Delicious Turkish Tahini and Molasses Dessert – This tahini and molasses dessert is from Turkey which they call ‘Tahin Pekmez’. It is so easy and fast to make as it requires no cooking or no baking. All you do is mix it up and that only takes a few minutes and voila it is done! It can be eaten with a spoon, but it is a very very sweet dessert. Traditionally it is eaten with fresh crunchy bread dipped in or mixed in it.
This sounds wonderful and a good addition to the tahini dressing I’ve been making, especially now that I can’t find decent horseradish. In case you’re interested, the dressing I make is equal parts tahini, lemon juice and olive oil with horseradish (packed in lemon juice) to taste. Can be blended with a whisk or fork. It’s awesome on grains and steamed vegetables, but then I love horseradish 🙂
Sue, that sounds very good! I like horseradish and it is not easy to find a made one with only the right ingredients in it. I am seriously thinking of grinding up my own like my father did.
Ooh, don’t just grind your own, grow your own, your sinuses will love you! I think homegrown is so much better, if your climate cooperates and you have the room in your garden. When I lived in SE PA I’d dig the roots from my parents’ garden, grind up small batches, about 2 weeks’ worth, and firmly pack the ground horseradish in freshly-squeezed lemon juice so it wasn’t so acidic. Now I’m spoiled! I won’t buy prepared horseradish in a jar, too much unhealthy stuff that obscures the flavor, and too many chemicals. Good luck!

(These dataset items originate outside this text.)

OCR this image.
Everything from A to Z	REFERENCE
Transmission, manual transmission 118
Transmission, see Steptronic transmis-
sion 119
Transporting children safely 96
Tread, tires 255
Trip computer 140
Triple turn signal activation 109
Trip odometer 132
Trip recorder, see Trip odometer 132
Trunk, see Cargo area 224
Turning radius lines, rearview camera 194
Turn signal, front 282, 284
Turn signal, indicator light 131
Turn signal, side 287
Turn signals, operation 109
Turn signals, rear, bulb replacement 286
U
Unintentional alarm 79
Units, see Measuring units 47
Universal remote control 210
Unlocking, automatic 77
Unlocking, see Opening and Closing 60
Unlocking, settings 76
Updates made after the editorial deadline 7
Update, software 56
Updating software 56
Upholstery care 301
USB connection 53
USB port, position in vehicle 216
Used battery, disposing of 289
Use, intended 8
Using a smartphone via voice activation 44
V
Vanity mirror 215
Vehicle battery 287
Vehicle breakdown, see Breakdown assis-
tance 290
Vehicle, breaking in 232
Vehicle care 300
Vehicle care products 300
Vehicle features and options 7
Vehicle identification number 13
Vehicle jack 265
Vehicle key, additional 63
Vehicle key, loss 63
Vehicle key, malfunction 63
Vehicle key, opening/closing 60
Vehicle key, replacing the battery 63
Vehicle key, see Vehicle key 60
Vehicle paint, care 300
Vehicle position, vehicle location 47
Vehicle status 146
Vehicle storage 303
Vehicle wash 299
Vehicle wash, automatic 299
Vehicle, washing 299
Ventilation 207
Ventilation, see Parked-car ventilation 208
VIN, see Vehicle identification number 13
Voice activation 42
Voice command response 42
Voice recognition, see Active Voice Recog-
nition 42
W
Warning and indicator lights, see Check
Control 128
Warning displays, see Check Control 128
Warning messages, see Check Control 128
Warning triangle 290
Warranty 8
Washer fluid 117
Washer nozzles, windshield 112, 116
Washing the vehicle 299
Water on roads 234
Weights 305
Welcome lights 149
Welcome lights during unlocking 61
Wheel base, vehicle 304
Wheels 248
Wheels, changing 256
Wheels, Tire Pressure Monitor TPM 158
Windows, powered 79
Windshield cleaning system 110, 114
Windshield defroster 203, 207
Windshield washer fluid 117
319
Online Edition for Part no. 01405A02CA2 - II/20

Sue, that certainly is the way to go! I stopped buying horseradish a long time ago for the same reasons you don’t buy it.
Wish I could taste yours as I am sure it is very good. Love to see a photo of it.
Diana, wish I still made my own horseradish but I no longer have access to decent horseradish root, and I never took pictures when I did. Amazing how I took food for granted back when it was still real. The tahini sauce I make now, without horseradish, depends less on science (exact measurements) and more on instinct (?) and I’ll still sometimes use too much of an ingredient or mix it too much so it “breaks”, which wouldn’t look good in your restaurant but it still tastes wonderful in my meals on steamed vegetables and grains like quinoa or brown rice. I’ve recently discovered flavored olive oils and will be experimenting with those tastes, and thanks to your recipe for Creamy Tahini Dressing may even try adding a little water with the lemon juice to thin the sauce out sometimes. If it tastes good (and doesn’t kill me) then I got it right, but I only have myself to feed!